Renewed Hopes For Fiscal Stimulus, Risk Appetite Weaken US Dollar
Early on Wednesday, the US dollar is trading close to the lowest level in 30 months as the risk sentiment in global markets improves over optimism related to vaccine developments even as traders await more fiscal stimulus to support the US economy. At the time of writing, the US dollar index DXY is trading around 91.19.
The safe haven appeal of the US dollar has suffered over the past couple of weeks ever since pharmaceutical companies reported progress in developing effective vaccines against COVID-19. The positive news improved investor confidence and supported hopes of economic recovery around the world, sending traders away from the greenback and turning riskier currencies stronger.
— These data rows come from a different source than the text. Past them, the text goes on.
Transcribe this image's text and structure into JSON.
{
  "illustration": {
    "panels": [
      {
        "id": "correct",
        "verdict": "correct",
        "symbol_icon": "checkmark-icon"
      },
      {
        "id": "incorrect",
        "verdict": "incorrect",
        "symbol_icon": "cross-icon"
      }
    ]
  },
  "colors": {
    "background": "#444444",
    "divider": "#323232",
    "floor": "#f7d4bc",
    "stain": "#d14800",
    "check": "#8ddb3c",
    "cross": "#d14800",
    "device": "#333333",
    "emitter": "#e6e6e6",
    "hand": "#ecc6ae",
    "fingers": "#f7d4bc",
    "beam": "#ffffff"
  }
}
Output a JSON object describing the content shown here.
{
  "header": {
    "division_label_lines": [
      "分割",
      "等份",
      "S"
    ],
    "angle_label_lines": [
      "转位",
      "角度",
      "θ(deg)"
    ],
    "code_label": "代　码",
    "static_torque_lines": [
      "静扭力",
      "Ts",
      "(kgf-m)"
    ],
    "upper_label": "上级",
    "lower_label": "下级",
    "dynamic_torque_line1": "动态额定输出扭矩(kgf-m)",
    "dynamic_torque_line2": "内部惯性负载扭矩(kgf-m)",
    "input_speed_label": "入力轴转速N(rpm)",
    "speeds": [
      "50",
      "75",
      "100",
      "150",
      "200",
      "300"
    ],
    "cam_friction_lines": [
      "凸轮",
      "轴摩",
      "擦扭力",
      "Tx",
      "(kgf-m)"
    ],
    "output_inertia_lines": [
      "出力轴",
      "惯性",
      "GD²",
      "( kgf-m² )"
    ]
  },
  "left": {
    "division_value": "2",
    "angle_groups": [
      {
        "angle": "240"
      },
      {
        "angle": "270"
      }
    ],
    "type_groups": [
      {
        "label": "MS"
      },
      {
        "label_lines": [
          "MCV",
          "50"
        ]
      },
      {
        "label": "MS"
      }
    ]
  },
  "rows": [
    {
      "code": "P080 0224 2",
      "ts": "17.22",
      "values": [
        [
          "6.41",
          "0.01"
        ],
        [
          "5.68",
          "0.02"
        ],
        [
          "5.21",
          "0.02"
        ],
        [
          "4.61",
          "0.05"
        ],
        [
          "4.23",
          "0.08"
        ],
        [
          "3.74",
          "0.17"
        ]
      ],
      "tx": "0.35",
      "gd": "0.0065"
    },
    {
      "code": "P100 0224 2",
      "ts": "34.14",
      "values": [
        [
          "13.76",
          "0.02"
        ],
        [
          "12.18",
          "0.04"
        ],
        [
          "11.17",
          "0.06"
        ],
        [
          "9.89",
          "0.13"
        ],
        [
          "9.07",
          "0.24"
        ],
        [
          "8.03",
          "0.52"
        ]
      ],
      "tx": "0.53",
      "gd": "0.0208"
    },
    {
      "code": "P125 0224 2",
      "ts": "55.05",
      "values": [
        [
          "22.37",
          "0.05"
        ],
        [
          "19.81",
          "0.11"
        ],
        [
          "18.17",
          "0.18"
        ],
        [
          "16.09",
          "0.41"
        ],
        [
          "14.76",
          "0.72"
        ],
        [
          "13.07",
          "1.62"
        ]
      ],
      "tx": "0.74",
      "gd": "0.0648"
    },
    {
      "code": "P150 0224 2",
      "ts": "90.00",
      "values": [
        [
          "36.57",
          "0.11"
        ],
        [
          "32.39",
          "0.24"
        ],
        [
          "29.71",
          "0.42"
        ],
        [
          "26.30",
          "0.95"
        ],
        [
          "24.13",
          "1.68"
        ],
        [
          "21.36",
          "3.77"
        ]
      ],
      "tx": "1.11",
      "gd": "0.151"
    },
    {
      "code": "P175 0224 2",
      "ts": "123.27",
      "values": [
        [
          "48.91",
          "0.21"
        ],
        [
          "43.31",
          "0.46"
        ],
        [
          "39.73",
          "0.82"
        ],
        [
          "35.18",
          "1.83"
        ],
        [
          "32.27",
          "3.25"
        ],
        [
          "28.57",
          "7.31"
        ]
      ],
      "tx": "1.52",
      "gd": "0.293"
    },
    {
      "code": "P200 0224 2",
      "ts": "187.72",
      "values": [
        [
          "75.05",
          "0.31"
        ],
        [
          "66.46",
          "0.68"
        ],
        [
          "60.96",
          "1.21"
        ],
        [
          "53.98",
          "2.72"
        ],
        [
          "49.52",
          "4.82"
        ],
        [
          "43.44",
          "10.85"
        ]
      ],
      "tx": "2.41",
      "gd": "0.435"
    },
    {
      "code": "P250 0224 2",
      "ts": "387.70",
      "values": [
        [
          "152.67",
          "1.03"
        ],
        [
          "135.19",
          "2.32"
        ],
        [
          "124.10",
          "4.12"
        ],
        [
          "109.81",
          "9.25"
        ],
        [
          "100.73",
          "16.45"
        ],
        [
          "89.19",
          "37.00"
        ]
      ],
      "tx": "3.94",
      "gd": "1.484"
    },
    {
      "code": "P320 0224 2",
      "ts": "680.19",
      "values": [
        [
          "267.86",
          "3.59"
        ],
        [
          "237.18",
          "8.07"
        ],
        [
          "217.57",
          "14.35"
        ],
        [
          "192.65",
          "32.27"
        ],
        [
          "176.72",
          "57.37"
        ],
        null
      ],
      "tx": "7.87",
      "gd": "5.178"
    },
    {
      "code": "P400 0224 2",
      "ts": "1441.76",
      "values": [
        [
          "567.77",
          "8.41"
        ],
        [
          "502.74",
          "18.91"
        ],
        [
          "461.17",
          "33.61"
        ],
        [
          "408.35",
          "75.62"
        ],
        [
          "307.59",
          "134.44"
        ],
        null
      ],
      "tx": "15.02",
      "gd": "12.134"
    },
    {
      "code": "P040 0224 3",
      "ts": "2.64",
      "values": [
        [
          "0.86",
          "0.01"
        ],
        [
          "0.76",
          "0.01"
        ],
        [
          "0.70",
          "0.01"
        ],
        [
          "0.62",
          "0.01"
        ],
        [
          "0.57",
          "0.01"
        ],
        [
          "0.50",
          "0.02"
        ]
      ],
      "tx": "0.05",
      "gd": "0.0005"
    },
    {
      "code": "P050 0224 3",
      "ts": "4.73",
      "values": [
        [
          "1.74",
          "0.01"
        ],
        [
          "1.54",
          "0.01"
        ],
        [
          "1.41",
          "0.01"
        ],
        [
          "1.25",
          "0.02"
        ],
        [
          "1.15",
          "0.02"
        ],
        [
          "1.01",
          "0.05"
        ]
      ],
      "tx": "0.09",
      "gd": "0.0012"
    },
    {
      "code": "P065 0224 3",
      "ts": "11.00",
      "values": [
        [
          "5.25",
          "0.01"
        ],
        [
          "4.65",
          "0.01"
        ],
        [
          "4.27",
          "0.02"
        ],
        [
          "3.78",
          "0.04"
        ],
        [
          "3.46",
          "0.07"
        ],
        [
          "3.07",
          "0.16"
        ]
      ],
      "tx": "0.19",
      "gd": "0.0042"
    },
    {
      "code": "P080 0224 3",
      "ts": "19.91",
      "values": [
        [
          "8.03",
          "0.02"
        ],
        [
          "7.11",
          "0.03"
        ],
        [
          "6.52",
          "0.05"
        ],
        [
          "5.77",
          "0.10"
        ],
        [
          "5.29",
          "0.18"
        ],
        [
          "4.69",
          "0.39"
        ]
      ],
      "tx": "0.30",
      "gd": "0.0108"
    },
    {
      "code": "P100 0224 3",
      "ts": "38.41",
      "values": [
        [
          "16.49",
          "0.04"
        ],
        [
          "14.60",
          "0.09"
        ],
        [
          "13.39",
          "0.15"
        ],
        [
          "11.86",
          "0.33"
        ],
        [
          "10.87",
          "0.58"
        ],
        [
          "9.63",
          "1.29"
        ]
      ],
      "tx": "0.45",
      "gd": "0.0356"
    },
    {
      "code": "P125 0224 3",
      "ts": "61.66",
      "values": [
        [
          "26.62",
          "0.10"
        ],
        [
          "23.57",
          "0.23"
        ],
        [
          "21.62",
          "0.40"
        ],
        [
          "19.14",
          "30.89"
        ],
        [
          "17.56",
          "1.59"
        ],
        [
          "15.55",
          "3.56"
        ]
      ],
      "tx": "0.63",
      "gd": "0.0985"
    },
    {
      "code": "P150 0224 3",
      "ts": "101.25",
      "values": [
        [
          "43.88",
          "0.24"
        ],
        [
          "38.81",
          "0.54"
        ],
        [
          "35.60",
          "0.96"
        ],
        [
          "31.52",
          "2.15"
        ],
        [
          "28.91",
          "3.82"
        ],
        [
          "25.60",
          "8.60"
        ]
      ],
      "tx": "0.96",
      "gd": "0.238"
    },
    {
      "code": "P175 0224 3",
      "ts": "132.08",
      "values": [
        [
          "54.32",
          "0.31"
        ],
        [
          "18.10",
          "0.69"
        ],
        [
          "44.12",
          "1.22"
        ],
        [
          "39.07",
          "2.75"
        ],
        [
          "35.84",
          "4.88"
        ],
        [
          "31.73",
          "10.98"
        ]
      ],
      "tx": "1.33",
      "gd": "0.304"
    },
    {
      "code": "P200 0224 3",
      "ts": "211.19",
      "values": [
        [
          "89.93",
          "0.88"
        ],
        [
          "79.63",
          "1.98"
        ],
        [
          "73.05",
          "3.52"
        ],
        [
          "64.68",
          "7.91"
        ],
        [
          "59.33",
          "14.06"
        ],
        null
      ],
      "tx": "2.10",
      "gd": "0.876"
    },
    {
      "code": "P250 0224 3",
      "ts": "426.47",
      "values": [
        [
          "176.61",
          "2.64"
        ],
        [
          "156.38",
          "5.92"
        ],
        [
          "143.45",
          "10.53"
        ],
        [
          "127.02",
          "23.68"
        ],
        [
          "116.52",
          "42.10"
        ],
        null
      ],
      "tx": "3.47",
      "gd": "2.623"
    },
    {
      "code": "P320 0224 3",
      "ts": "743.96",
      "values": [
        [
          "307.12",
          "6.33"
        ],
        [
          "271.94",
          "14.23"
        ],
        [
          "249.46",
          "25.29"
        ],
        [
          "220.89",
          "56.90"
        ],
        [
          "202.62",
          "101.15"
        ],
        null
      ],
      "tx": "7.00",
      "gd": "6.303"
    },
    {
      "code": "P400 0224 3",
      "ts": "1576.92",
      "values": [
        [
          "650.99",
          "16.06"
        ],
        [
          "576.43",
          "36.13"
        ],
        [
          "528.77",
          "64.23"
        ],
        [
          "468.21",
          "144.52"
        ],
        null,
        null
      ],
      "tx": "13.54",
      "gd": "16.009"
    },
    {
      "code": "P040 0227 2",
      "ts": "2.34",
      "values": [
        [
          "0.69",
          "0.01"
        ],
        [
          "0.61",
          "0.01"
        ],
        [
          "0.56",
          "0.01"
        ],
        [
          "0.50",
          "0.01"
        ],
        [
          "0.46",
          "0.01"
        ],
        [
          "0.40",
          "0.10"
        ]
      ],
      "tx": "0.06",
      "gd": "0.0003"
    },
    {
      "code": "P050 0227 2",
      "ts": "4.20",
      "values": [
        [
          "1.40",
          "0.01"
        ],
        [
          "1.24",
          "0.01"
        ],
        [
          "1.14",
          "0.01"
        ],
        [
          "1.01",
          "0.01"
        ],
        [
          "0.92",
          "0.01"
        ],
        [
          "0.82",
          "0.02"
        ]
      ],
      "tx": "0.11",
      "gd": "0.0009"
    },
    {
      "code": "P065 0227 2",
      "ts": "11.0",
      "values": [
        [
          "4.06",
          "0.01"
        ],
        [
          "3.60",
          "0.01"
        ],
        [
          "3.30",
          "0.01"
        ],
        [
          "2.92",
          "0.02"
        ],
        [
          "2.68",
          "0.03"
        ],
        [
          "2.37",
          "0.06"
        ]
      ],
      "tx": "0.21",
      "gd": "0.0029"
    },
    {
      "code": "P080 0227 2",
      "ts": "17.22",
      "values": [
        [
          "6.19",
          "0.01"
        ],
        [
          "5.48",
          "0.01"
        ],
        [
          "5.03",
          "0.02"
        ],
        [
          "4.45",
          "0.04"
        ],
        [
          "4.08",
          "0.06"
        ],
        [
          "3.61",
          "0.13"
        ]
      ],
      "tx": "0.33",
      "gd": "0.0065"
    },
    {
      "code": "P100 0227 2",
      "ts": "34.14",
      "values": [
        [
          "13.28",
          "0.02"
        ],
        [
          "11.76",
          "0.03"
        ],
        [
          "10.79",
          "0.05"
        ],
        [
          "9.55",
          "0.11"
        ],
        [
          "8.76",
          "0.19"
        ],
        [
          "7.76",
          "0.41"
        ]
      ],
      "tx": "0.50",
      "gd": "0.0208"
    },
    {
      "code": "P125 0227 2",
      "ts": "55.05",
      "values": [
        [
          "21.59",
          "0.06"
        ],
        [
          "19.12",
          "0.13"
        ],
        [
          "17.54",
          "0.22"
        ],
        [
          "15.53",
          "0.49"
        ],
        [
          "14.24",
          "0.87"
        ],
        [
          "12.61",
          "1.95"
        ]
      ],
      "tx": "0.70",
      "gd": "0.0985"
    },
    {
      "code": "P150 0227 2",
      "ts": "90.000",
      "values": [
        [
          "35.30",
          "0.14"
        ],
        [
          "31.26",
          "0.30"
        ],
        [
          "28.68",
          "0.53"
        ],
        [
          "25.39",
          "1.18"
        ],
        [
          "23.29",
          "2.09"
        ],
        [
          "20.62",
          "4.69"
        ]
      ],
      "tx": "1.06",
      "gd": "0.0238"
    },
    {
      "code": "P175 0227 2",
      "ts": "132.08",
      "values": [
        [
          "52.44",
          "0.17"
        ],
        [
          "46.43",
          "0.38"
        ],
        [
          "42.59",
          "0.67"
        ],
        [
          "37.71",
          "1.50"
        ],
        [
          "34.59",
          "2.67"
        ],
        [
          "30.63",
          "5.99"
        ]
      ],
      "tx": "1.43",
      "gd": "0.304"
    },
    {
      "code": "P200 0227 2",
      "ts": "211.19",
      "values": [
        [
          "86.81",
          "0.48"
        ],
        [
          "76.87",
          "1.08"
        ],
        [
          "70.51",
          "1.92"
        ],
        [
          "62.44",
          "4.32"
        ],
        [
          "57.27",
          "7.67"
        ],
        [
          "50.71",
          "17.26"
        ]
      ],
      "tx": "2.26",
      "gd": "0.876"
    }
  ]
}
Additional bearishness in the reserve currency was triggered after US Treasury Secretary Steven Mnuchin and House of Representatives’ Speaker Nancy Pelosi held their first round of talks on the coronavirus relief aid after the presidential election. A group of senators from both parties has also recommended stimulus measures worth around $908 billion to offset some of the economic damage caused by the pandemic.
Pelosi confirmed that she and Mnuchin would review proposals for more relief measures. Expectations for more stimulus measures strengthened further, sending the US dollar weaker as a result, after Fed Chair Jerome Powell and Mnuchin insisted that Congress offer more financial assistance to small businesses to overcome the economic impact of the pandemic.